Can someone please tell me how to find the mode of a list in Prolog?

I have tried this:

count_elt([], _, 0) :- !. 
count_elt([H|T], H, P) :- 
  count_elt(T, H, P1),
  P is P1 + 1, !. 
count_elt([_|T], E, P) :- count_elt(T, E, P). 

listMode([], 0) :- !. 
listMode([_], 1) :- !. 
listMode([H1|[H2|T]], M) :- 
  count_elt([H1|[H2|T]], H1, C),
  listMode([H2|T], C1),
  C > C1,
  M is C, !. 
listMode([_|[H2|T]], M) :- listMode([H2|T], M).

which only returns the maximum occurrences in the list. But I need to return the element which has the maximum occurrence (The most frequent value in the list).

Hope you already got number of suggestions. Here this is working code for you.

count_elt([],_,0):-!.
count_elt([H|T],H,C):-count_elt(T,H,C1),C is C1+1,!.
count_elt([_|T],E,C):-count_elt(T,E,C).

listMode([],0) :- !.
listMode([_],1) :- !.
listMode([H1|[H2|T]], M) :-count_elt([H1|[H2|T]],H1,C),listMode([H2|T],C1),C > C1,M is C,!.
listMode([_|[H2|T]],M) :- listMode([H2|T],M).

get_mode([H|T],M):-listMode([H|T],K),count_elt([H|T],M,K).

You're actually quite close with count_elt/3, but you need more non-determinism. In short, you need to find a way to express count_elt/3 with fewer cuts, because right now you get this:

?- count_elt([a,b,a,a,c,b,d,e,a,f], Y, X).
Y = a,
X = 4.

And what you want to get is this:

?- count_elt([a,b,a,a,c,b,d,e,a,f], Y, X).
Y = a,
X = 4 ;
Y = b,
X = 2 ;
Y = c,
X = 1 ;
...
Y = f,
X = 1 ;
false.

From there you're just trying to find the solutions with the maximum value, which you can do with setof/3 or a logical expression or using the aggregate library. So fix count_elt/3 first and go from there.

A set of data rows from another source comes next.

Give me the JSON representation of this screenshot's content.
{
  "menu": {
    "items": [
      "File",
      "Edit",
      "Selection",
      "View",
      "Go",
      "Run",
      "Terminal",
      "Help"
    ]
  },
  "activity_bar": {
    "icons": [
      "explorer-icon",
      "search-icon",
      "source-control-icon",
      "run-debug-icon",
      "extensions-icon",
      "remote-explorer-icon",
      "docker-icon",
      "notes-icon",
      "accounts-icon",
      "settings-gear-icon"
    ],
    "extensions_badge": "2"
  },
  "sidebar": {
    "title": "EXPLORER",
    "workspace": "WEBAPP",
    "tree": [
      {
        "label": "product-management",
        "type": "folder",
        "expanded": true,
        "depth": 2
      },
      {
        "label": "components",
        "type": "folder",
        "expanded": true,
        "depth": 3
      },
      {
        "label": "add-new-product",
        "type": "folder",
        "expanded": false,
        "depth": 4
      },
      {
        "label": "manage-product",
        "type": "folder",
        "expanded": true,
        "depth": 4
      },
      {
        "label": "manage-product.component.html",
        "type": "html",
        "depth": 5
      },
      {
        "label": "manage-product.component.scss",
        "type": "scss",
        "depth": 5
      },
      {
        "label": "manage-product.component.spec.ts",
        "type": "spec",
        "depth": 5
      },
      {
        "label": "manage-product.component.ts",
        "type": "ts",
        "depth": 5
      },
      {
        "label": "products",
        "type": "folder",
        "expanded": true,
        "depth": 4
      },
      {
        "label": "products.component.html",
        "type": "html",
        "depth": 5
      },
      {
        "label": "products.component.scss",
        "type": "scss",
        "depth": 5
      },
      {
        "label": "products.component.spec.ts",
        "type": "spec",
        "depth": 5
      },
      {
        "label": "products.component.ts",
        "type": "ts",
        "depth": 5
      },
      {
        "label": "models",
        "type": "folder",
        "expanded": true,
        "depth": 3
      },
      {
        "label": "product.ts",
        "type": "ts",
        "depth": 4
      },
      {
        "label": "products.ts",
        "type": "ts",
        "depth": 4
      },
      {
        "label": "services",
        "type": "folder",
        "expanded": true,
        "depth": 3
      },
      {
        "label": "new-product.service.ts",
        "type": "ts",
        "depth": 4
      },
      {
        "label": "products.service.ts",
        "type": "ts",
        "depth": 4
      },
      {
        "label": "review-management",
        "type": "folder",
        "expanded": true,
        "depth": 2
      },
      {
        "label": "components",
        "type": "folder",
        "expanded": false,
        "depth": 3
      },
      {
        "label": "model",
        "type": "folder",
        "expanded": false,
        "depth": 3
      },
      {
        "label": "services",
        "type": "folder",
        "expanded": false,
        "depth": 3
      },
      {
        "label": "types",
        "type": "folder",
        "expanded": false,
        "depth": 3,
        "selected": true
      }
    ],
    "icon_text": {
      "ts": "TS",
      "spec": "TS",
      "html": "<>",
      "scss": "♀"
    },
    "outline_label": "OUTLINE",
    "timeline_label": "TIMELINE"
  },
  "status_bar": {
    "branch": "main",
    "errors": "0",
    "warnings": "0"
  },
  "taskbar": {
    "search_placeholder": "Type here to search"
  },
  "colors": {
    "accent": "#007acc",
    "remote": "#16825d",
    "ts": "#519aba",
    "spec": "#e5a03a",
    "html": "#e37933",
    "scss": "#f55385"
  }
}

Edit: some general remarks:

• You can write [H1|[H2|T]] as [H1,H2|T], which is a bit more clear.
• listMode/2 should probably be returning the item in the second position rather than the count. Since you need the count to do this procedure, you're probably going to need to make a listMode/3 or listMode/5 helper to manage your state during the recursion.

Edit: solution

Since @MaDu_LK has decided to show the solution, even though this is most likely homework, I thought I'd share mine, using @false's reified equality predicate:

count_of([],         _,  0).
count_of([H|Rest], E, N1) :- 
  equality_reified(H, E, Bool),
  count_of(Rest, E, N0),
  (Bool == true -> N1 is N0 + 1 ; N1 = N0).

frequency(L, I, N) :-
  sort(L, LSorted),
  member(I, LSorted),
  count_of(L, I, N).

mode(L, X) :-
  frequency(L, X, NMax),
  \+ (frequency(L, _, NBigger),
      NMax < NBigger).

This has somewhat more pleasing performance properties:

% MaDu_LK
?- time(get_mode([a,b,c,a,b,c,a,a,b,c,a,d,b], X)).
% 2,811 inferences, 0.000 CPU in 0.000 seconds (100% CPU, 7117429 Lips)
X = a.

% mine
?- time(mode([a,b,c,a,b,c,a,a,b,c,a,d,b], X)).
% 217 inferences, 0.000 CPU in 0.000 seconds (98% CPU, 3144928 Lips)
X = a ;
% 195 inferences, 0.000 CPU in 0.000 seconds (97% CPU, 3305085 Lips)
false.

The other solution also produces only one mode, even if the list is multimodal:

% MaDu_LK
?- get_mode([a,a,b,b,c], X).
X = a.

% mine
?- mode([a,a,b,b,c], X).
X = a ;
X = b ;
false.

Food for thought.

You already got good advices from Daniel, about your code. I'll show a library(aggregate) alternative way to obtain the information:

mode_of_list(L, M) :-
    setof(C-E, (member(E, L), aggregate(count, member(E, L), C)), M).

test

?- mode_of_list([a,b,a,a,c,b,d,e,a,f],L).
L = [1-c, 1-d, 1-e, 1-f, 2-b, 4-a].